Smoke had already decided that Possum would take the lessons. Then, if Possum got caught, Smoke would just hire somebody else and carry on with business as usual. Possum was Smoke’s least favorite road dog, anyway, and Smoke really didn’t give a rat’s ass what happened to him and sometimes regretted kidnapping him from the ATM machine. Smoke gave the trooper his pager number and said to give him a beep if he was interested, but he had better do it soon because Smoke was a busy man. Furthermore, Smoke said, if the trooper was bored with his low-paying, mindless job, Smoke could probably use him on his pit crew.

“You got a pit crew?” Macovich was so impressed he stopped locking up the helicopter and stared at Smoke in open admiration.

“Fuckin’ A.”

“Woooooo! NASCAR?”

“A driver,” Smoke said, thinking fast and sounding impatient. “That’s why I’ve got to be so secretive. Just one mention of my name and I got more fans coming at me than you got bugs hitting your window. It’s like being a prisoner if you’re as famous as I am.”

“Wooo! What’s the number of your car?” Macovich knew of no NASCAR driver with dreadlocks, but he could understand the young man’s being in disguise off the track to escape his frantic groupies.

“Can’t tell you, asshole,” Smoke bullied him. “But you want to be on my pit crew,” he added as he stalked off, “you give me a fucking call. Soon.”
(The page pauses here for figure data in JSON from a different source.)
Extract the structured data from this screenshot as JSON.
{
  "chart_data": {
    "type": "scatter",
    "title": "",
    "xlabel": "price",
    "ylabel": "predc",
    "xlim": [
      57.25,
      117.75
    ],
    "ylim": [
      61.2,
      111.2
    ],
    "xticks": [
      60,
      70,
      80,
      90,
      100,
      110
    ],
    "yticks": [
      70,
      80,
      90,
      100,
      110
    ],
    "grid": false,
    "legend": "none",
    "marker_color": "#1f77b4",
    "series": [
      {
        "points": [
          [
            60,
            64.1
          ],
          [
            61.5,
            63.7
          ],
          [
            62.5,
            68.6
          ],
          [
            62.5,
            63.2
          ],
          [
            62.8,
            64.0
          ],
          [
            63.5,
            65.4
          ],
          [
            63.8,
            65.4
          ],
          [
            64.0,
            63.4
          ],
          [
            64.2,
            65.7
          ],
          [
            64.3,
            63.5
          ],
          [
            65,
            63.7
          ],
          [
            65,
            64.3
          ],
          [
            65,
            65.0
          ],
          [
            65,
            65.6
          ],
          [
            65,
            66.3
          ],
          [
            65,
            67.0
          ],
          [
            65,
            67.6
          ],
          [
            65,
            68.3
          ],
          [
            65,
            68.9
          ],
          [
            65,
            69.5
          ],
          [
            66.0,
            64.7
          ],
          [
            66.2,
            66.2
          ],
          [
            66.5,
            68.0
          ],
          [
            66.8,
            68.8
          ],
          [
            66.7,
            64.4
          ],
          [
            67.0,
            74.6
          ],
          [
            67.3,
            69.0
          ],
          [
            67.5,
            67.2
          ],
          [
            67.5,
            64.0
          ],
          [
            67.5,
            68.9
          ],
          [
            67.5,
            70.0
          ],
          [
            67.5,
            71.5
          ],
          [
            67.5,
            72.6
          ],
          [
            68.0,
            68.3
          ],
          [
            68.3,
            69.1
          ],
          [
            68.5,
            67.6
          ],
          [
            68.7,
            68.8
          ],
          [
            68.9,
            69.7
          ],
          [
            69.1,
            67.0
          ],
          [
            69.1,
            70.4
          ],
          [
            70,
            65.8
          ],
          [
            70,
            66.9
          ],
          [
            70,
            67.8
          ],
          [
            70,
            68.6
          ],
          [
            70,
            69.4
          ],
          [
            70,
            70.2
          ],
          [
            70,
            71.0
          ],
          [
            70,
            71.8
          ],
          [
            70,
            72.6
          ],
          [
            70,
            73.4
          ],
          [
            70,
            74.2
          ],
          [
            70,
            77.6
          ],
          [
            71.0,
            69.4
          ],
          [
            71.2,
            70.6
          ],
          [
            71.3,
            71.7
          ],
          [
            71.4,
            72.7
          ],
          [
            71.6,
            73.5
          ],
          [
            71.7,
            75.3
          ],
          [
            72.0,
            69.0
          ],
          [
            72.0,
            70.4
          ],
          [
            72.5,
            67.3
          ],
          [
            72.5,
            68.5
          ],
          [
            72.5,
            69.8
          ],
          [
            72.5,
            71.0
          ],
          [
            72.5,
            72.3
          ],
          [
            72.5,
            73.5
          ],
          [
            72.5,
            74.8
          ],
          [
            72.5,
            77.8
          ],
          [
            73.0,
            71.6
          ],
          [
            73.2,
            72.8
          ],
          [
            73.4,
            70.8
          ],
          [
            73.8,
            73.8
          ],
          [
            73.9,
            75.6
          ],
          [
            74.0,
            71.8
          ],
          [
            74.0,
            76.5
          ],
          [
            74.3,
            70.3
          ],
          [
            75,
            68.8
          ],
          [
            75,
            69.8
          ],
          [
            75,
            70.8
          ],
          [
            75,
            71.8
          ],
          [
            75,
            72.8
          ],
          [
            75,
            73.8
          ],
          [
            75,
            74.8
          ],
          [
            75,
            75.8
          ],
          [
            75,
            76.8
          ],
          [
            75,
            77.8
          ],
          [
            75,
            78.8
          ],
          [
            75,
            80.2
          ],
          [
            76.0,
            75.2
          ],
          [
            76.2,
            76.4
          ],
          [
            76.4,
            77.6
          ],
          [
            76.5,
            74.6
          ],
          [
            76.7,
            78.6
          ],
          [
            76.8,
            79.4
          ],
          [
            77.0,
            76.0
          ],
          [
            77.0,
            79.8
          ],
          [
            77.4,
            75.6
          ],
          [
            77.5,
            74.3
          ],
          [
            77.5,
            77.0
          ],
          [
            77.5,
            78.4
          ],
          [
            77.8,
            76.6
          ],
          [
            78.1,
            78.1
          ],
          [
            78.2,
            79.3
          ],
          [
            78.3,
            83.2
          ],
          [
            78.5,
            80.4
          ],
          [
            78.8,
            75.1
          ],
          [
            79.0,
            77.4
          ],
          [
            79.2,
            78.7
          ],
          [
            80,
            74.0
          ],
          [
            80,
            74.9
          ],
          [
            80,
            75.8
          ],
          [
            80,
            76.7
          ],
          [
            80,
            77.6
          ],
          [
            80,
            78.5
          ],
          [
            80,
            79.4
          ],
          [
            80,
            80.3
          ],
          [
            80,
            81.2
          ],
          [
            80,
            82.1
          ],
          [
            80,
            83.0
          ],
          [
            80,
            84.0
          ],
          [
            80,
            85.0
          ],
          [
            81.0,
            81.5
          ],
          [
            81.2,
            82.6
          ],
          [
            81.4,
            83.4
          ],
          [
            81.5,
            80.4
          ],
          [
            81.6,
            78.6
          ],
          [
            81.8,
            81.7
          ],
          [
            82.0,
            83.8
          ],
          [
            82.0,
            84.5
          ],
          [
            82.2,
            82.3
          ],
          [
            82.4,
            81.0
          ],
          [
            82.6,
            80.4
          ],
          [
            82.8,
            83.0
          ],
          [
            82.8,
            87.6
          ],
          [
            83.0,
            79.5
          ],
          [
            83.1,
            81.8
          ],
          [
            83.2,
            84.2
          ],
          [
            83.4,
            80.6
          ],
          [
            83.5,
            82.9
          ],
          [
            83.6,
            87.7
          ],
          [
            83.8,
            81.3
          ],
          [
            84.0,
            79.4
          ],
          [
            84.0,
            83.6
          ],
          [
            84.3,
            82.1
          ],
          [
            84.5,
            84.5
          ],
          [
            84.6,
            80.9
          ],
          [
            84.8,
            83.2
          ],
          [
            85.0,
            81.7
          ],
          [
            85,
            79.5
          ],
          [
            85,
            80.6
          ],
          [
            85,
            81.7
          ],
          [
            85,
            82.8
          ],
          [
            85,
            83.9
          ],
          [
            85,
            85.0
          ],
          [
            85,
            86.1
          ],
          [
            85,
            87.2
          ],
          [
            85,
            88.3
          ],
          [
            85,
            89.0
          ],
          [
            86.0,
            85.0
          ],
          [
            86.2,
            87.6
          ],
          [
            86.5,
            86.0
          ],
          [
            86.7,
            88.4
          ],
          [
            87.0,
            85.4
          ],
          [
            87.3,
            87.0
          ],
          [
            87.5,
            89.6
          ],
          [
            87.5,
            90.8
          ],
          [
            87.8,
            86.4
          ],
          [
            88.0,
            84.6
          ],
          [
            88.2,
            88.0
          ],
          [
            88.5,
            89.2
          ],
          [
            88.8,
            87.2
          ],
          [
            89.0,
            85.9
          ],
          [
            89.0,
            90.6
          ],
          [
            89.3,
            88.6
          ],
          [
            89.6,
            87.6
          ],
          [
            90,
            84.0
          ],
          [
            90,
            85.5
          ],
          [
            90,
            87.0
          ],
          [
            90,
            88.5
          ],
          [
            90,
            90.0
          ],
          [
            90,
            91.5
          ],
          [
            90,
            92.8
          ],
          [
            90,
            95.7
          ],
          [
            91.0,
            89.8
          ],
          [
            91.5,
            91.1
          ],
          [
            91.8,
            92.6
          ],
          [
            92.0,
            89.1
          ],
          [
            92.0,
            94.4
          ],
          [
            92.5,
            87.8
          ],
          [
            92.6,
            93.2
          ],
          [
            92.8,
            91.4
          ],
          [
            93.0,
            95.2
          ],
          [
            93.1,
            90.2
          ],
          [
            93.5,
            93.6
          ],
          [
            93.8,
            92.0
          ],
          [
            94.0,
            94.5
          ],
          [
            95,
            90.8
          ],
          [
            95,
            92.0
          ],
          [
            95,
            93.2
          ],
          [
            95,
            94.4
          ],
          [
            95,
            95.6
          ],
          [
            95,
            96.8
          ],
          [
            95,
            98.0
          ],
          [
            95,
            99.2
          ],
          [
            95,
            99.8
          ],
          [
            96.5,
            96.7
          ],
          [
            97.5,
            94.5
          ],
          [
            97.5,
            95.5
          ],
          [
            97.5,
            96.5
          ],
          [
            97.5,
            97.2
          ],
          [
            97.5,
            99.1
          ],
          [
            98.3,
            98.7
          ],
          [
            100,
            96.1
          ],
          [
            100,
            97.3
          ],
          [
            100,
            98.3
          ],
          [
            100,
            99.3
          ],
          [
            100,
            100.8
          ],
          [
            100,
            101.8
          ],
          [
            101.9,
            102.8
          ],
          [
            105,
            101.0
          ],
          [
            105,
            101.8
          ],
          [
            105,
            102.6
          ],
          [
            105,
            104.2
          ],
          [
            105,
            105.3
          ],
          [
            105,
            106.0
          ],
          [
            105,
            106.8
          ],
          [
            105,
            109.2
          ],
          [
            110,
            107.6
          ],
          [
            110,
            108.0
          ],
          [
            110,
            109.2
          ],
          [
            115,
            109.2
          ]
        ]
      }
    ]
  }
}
While Macovich was considering the opportunity that had suddenly presented itself, Andy was drinking beer and sitting listlessly inside his tiny row house on the fringes of the Fan District, where marginal people lived in denial of their surroundings.

No matter what the neighbors reiterated when they rocked on their porches at the end of long, hard days, the only thing of historical value about Andy’s neighborhood was that it was old. Beyond that, the area was run down with no place to park, and sometimes people recently released from area halfway houses and clinics decided to come into the neighbors’ lives without being invited. Andy’s one-bedroom brownstone was neither air-conditioned nor properly heated, and it wasn’t unusual for him to get power surges and spikes that were threatening to his computer.